Leap of Faith: Adoptive Parents Share Their Perspective
- 2009 11 May
Editor's Note: This article is third in a special 3-part series on adoption. In February, blogger Jamey Stegmaier wrote an article for Crosswalk describing his experiences growing up as an adopted child. After a reunion with his biological mother via telephone, Jamey's birthmother, Laurel, shared her side of the adoption experience with Crosswalk. Now, Jamey's adoptive parents, Jay and Margot, share their side.
“Have you every thought of adopting a child? Would both of you be interested in adopting a child?”
Father Tom, a close friend and Catholic priest, asked these questions as we walked in the autumn sunshine. Jay and I barely glanced at each other’s eyes and smiled, and both said “Sure!” Maybe we were trying to show appropriate and mature interest, knowing that we both wanted to jump up and down and scream like kids at a birthday party. Ed McMahon: “Will you accept this check for $10 million?” Jay and Margot, looking at each other: “Sure!”

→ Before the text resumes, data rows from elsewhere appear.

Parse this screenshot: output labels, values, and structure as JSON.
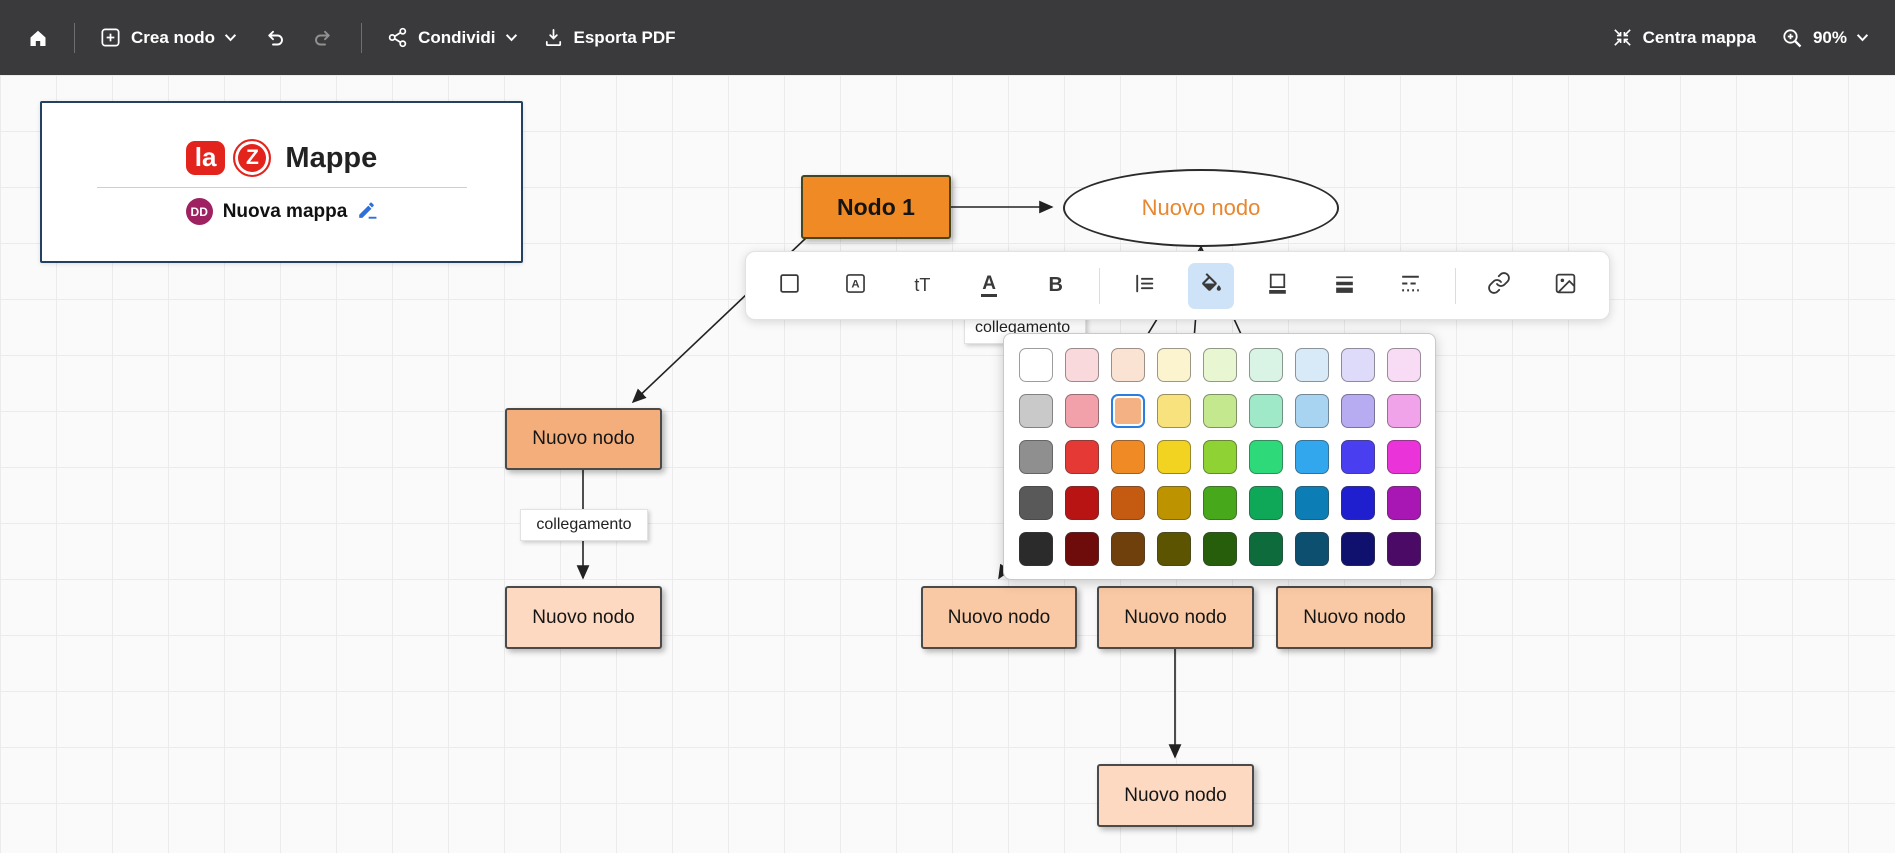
{
  "topbar": {
    "crea_nodo": "Crea nodo",
    "condividi": "Condividi",
    "esporta_pdf": "Esporta PDF",
    "centra_mappa": "Centra mappa",
    "zoom_level": "90%"
  },
  "map_card": {
    "logo_la": "la",
    "logo_z": "Z",
    "logo_name": "Mappe",
    "avatar_initials": "DD",
    "map_title": "Nuova mappa"
  },
  "canvas": {
    "nodes": {
      "nodo1": "Nodo 1",
      "ellipse": "Nuovo nodo",
      "left_child": "Nuovo nodo",
      "left_grandchild": "Nuovo nodo",
      "bottom_left": "Nuovo nodo",
      "bottom_middle": "Nuovo nodo",
      "bottom_right": "Nuovo nodo",
      "bottom_child": "Nuovo nodo"
    },
    "edge_labels": {
      "left_label": "collegamento",
      "hidden_label": "collegamento"
    }
  },
  "format_toolbar": {
    "font_size_label": "tT",
    "font_color_label": "A",
    "bold_label": "B",
    "active_tool": "fill-color",
    "active_bg": "#cfe3f8"
  },
  "palette": {
    "selected": {
      "row": 1,
      "col": 2
    },
    "selection_ring": "#2a7de1",
    "rows": [
      [
        "#ffffff",
        "#f9d9dc",
        "#fbe3d4",
        "#fcf4cf",
        "#e9f6d2",
        "#d9f4e4",
        "#d8eaf8",
        "#dedaf9",
        "#f8dcf6"
      ],
      [
        "#c9c9c9",
        "#f2a0aa",
        "#f4b183",
        "#f7e27d",
        "#c4e88e",
        "#9fe8c8",
        "#a8d4f2",
        "#b7abf2",
        "#f0a3e8"
      ],
      [
        "#8f8f8f",
        "#e53935",
        "#f08a24",
        "#f2d321",
        "#8ed333",
        "#2dd978",
        "#33a7ee",
        "#4a3ff0",
        "#ea33d9"
      ],
      [
        "#595959",
        "#b81414",
        "#c55a11",
        "#bd9400",
        "#47a81c",
        "#0fa858",
        "#0d7eb5",
        "#1f1fd0",
        "#a816b4"
      ],
      [
        "#2b2b2b",
        "#6e0b0b",
        "#70400c",
        "#5c5400",
        "#275e0b",
        "#0d6b3c",
        "#0c4f6e",
        "#10106e",
        "#4b0a66"
      ]
    ]
  }
}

Jay and I had been married for 3 years and had not yet conceived a child. Our most intimate conversations often included some consideration of adoption. We had researched the topic and spoken to local agencies. At the time, agencies held long waiting lists of couples hoping to adopt babies.
So, that day, we asked more questions and found that our friend, Fr. Tom, a campus minister at a university, was working with a young student who hoped to find a stable and committed Catholic couple that would want to adopt the child she was carrying. Beyond that, she just needed the couple to pay some medical bills and to always let the child know that he/she was adopted. Most importantly, she was looking for a couple who would offer this baby a home with a chance to grow up knowing the unconditional love of two people who viewed this child as a precious gift.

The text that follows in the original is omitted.